Disability Services, professors, accommodate unexpected needs


I knew immediately my thumb was — at best — broken. Barely a week before the start of spring semester, the first digit on my writing hand was crushed between a heavy wooden board and the bottom of the banister around the decking I was working on. As the board tumbled to the ground below, my stomach leapt into my throat.

When I took my thin glove off, the wound I was staring down at was even worse. The top of my thumb was completely amputated. For what seemed like an eternity, I waited in an urgent care facility, then a hospital waiting room, before finally going under the knife to [sort of] reattachit.

Sam Humphrey/Journal Staff

I spent the rest of the week restlessly watching TV on my parents couch and unhappily anticipating my return to the classroom. Kept in a cast around the clock, my injured thumb made it hard enough for me to pull a shirt over my head, nevermind unpacking my backpack or taking notes.

On the first day of the semester, I made a beeline to the university’s Office of Disability Services. Their office, tucked in the back of the seventh floor of 73 Tremont, was no strange place to me. Since freshman year, they have helped me work with professors to make accommodations to make it easier to take notes with a computer and take extra time on exams if I need it.

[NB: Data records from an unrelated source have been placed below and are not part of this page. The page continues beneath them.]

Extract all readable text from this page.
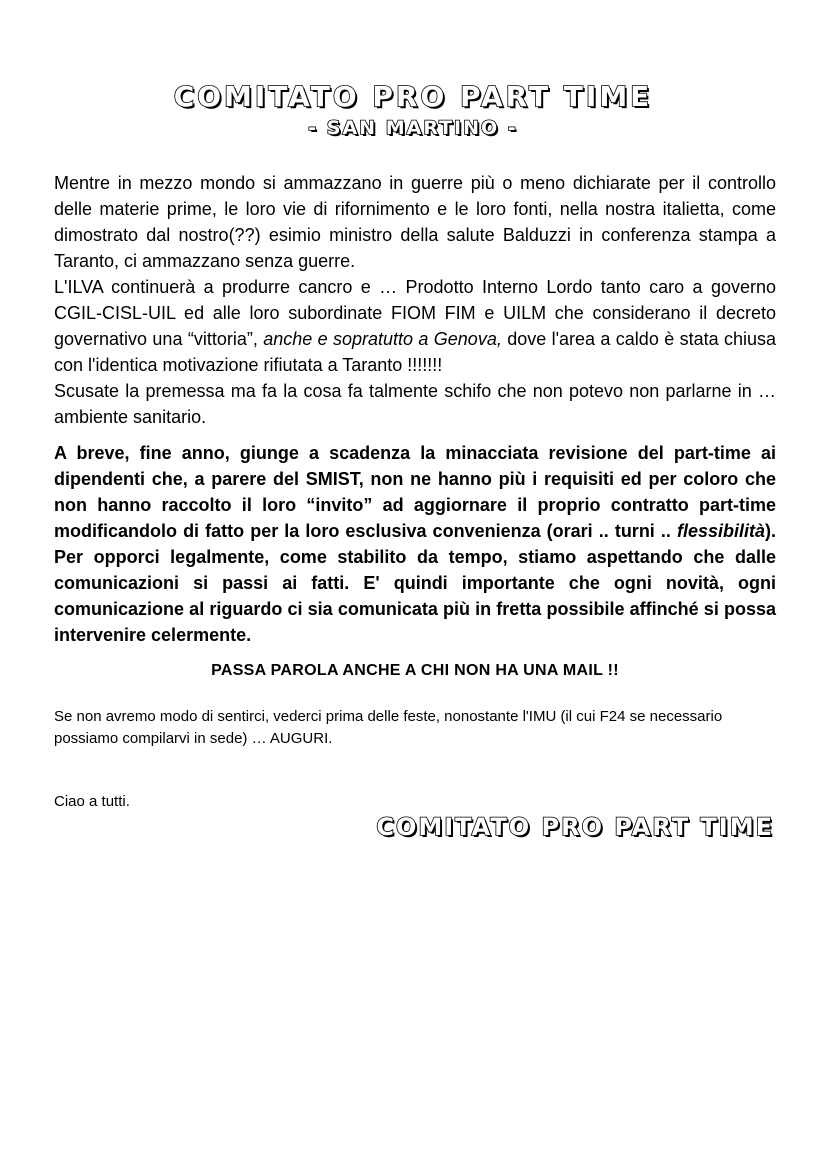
COMITATO PRO PART TIME
- SAN MARTINO -

Mentre in mezzo mondo si ammazzano in guerre più o meno dichiarate per il controllo delle materie prime, le loro vie di rifornimento e le loro fonti, nella nostra italietta, come dimostrato dal nostro(??) esimio ministro della salute Balduzzi in conferenza stampa a Taranto, ci ammazzano senza guerre.
L'ILVA continuerà a produrre cancro e … Prodotto Interno Lordo tanto caro a governo CGIL-CISL-UIL ed alle loro subordinate FIOM FIM e UILM che considerano il decreto governativo una “vittoria”, anche e sopratutto a Genova, dove l'area a caldo è stata chiusa con l'identica motivazione rifiutata a Taranto !!!!!!!
Scusate la premessa ma fa la cosa fa talmente schifo che non potevo non parlarne in … ambiente sanitario.

A breve, fine anno, giunge a scadenza la minacciata revisione del part-time ai dipendenti che, a parere del SMIST, non ne hanno più i requisiti ed per coloro che non hanno raccolto il loro “invito” ad aggiornare il proprio contratto part-time modificandolo di fatto per la loro esclusiva convenienza (orari .. turni .. flessibilità). Per opporci legalmente, come stabilito da tempo, stiamo aspettando che dalle comunicazioni si passi ai fatti. E' quindi importante che ogni novità, ogni comunicazione al riguardo ci sia comunicata più in fretta possibile affinché si possa intervenire celermente.

PASSA PAROLA ANCHE A CHI NON HA UNA MAIL !!

Se non avremo modo di sentirci, vederci prima delle feste, nonostante l'IMU (il cui F24 se necessario possiamo compilarvi in sede) … AUGURI.

Ciao a tutti.
COMITATO PRO PART TIME
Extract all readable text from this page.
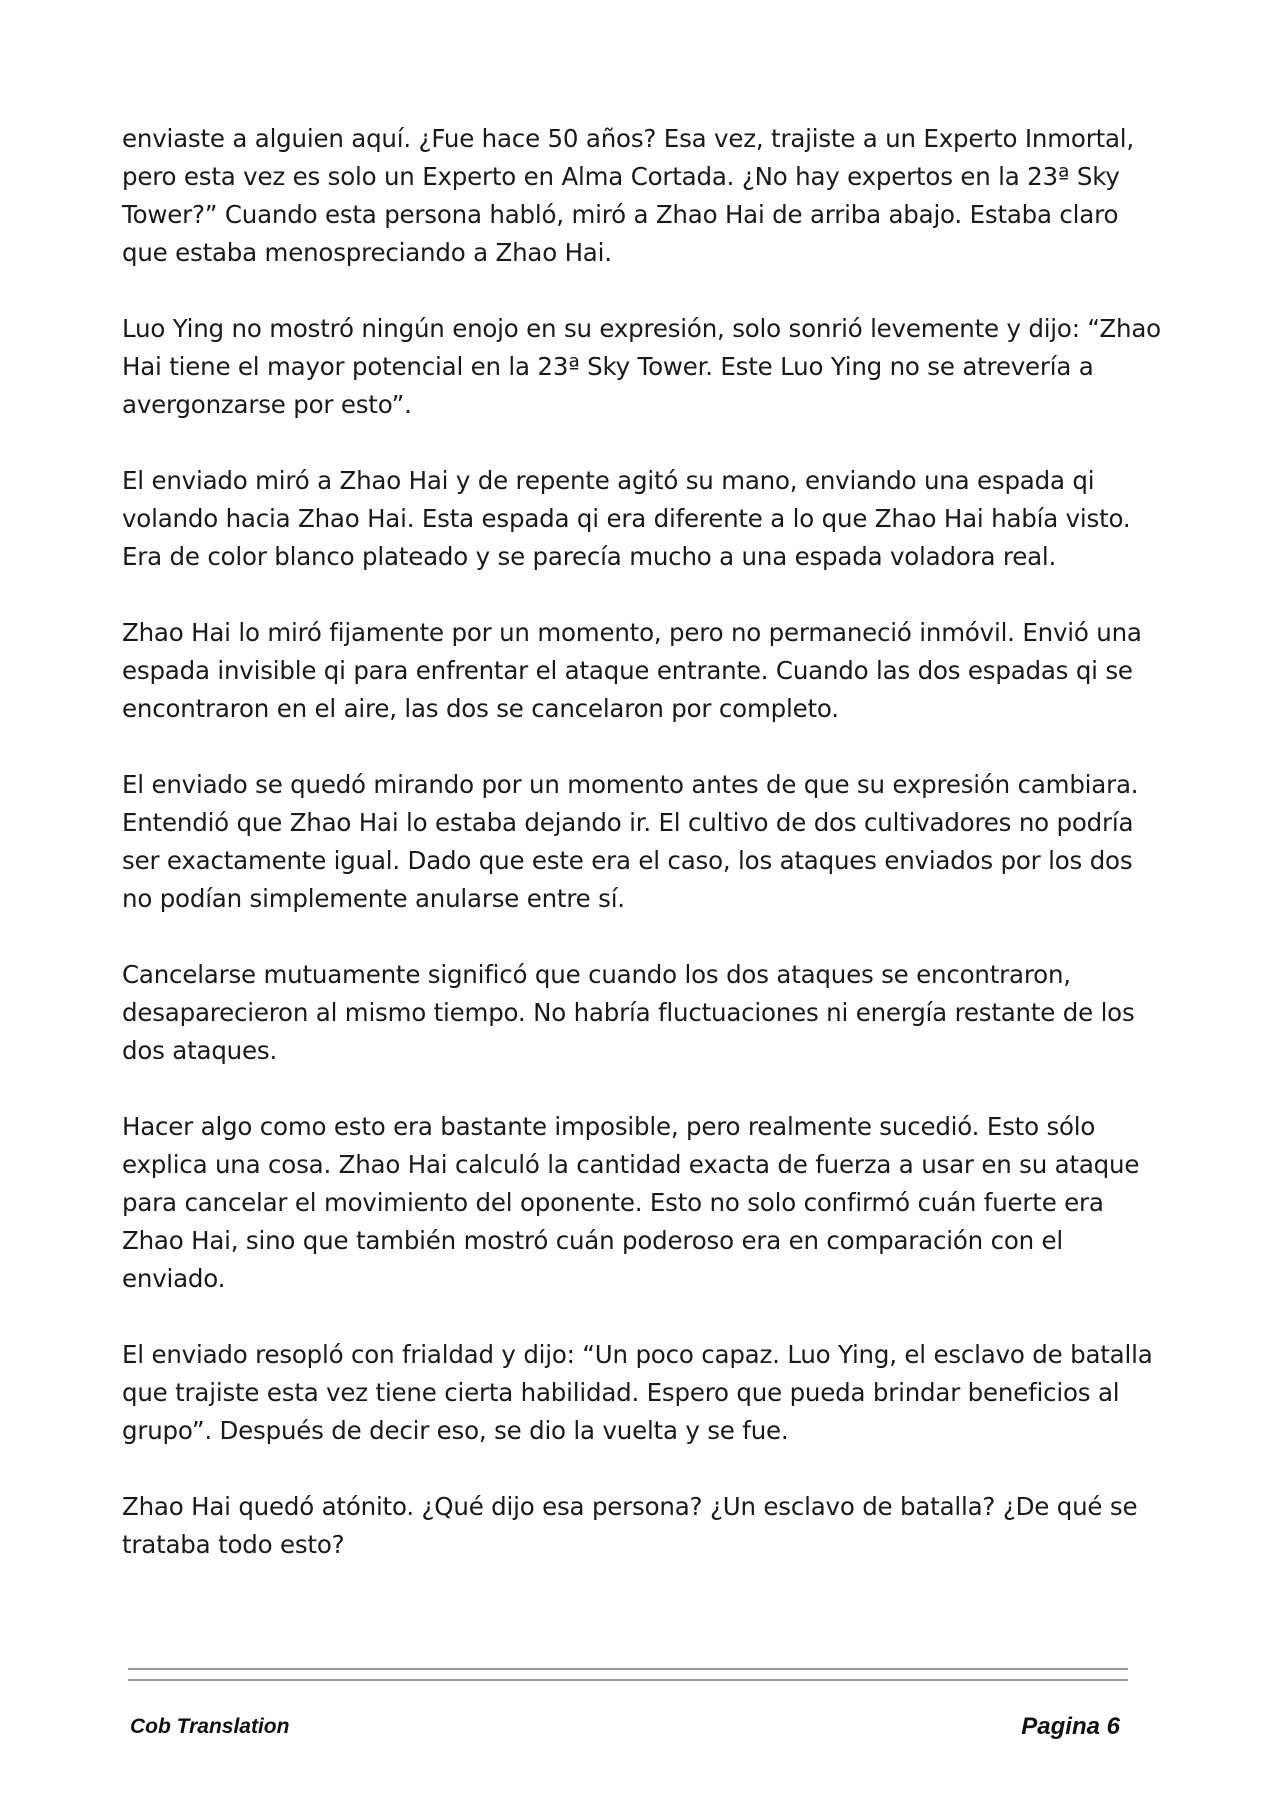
enviaste a alguien aquí. ¿Fue hace 50 años? Esa vez, trajiste a un Experto Inmortal, pero esta vez es solo un Experto en Alma Cortada. ¿No hay expertos en la 23ª Sky Tower?” Cuando esta persona habló, miró a Zhao Hai de arriba abajo. Estaba claro que estaba menospreciando a Zhao Hai.

Luo Ying no mostró ningún enojo en su expresión, solo sonrió levemente y dijo: “Zhao Hai tiene el mayor potencial en la 23ª Sky Tower. Este Luo Ying no se atrevería a avergonzarse por esto”.

El enviado miró a Zhao Hai y de repente agitó su mano, enviando una espada qi volando hacia Zhao Hai. Esta espada qi era diferente a lo que Zhao Hai había visto. Era de color blanco plateado y se parecía mucho a una espada voladora real.

Zhao Hai lo miró fijamente por un momento, pero no permaneció inmóvil. Envió una espada invisible qi para enfrentar el ataque entrante. Cuando las dos espadas qi se encontraron en el aire, las dos se cancelaron por completo.

El enviado se quedó mirando por un momento antes de que su expresión cambiara. Entendió que Zhao Hai lo estaba dejando ir. El cultivo de dos cultivadores no podría ser exactamente igual. Dado que este era el caso, los ataques enviados por los dos no podían simplemente anularse entre sí.

Cancelarse mutuamente significó que cuando los dos ataques se encontraron, desaparecieron al mismo tiempo. No habría fluctuaciones ni energía restante de los dos ataques.

Hacer algo como esto era bastante imposible, pero realmente sucedió. Esto sólo explica una cosa. Zhao Hai calculó la cantidad exacta de fuerza a usar en su ataque para cancelar el movimiento del oponente. Esto no solo confirmó cuán fuerte era Zhao Hai, sino que también mostró cuán poderoso era en comparación con el enviado.

El enviado resopló con frialdad y dijo: “Un poco capaz. Luo Ying, el esclavo de batalla que trajiste esta vez tiene cierta habilidad. Espero que pueda brindar beneficios al grupo”. Después de decir eso, se dio la vuelta y se fue.

Zhao Hai quedó atónito. ¿Qué dijo esa persona? ¿Un esclavo de batalla? ¿De qué se trataba todo esto?

Cob Translation	Pagina 6
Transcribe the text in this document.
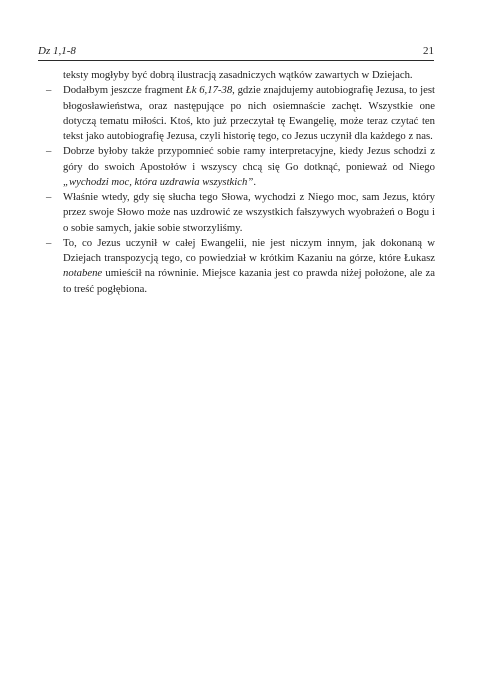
Dz 1,1-8	21

teksty mogłyby być dobrą ilustracją zasadniczych wątków zawartych w Dziejach.

–	Dodałbym jeszcze fragment Łk 6,17-38, gdzie znajdujemy autobiografię Jezusa, to jest błogosławieństwa, oraz następujące po nich osiemnaście zachęt. Wszystkie one dotyczą tematu miłości. Ktoś, kto już przeczytał tę Ewangelię, może teraz czytać ten tekst jako autobiografię Jezusa, czyli historię tego, co Jezus uczynił dla każdego z nas.
–	Dobrze byłoby także przypomnieć sobie ramy interpretacyjne, kiedy Jezus schodzi z góry do swoich Apostołów i wszyscy chcą się Go dotknąć, ponieważ od Niego „wychodzi moc, która uzdrawia wszystkich”.
–	Właśnie wtedy, gdy się słucha tego Słowa, wychodzi z Niego moc, sam Jezus, który przez swoje Słowo może nas uzdrowić ze wszystkich fałszywych wyobrażeń o Bogu i o sobie samych, jakie sobie stworzyliśmy.
–	To, co Jezus uczynił w całej Ewangelii, nie jest niczym innym, jak dokonaną w Dziejach transpozycją tego, co powiedział w krótkim Kazaniu na górze, które Łukasz notabene umieścił na równinie. Miejsce kazania jest co prawda niżej położone, ale za to treść pogłębiona.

This semester, though, they’d be rearranging my accommodation letter on short notice. With my right hand growing stiff from being stuck in a cast, I wouldn’t even get full use of it back until after I got it off.

As usual, I sat down with Andrew Cioffi, the assistant director of the Office of Disability Services. Cioffi helped me draft a letter to my professors explaining my injury, and several accommodations I would need to be able to participate in my classes. After we came up with a plan and he contacted my professors, most of them got back to me within a few days, and were sympathetic to my situation.

I spent the first month of the semester commuting from home in Cambridge, rather than my apartment in East Boston. While the MBTA and the unforgiving weather did their best to make my commute miserable, my professors did what they could to make sure I kept pace in class.

“You’ve had me before. Whatever you need, you let me know,” John McCoy, my business law professor told me.

“If you need notes, I have some transcribed that I can send to you while you can’t write,” Alison Kelly, my statistics professor offered. In my other classes, my peers offered to share their notes with me. Try as I might, I just couldn’t become a lefty after five miserable days of trying.

Luckily for me, my doctor overestimated the length of time my recovery time. After a few weeks, I was able to remove my cast during class, and then ditch it completely. Though my thumb initially refused to cooperate to operate a pencil, before I knew it I could copy down the formulas in my statistics class without issue. Writing and editing stories for the paper got easier as the semester wore on.

The importance of the help I got from the Office of Disability Services and my professors cannot be understated. Without the solid plan I drafted at the start of the semester, I probably would have fallen behind and would now be racing to catch up.

Any student who thinks they might need help would do themself a favor by reaching out to the Office of Disability Services — even if they do not know what kind of help they need. The university has systems in place to help us, all we have to do is reach out and ask.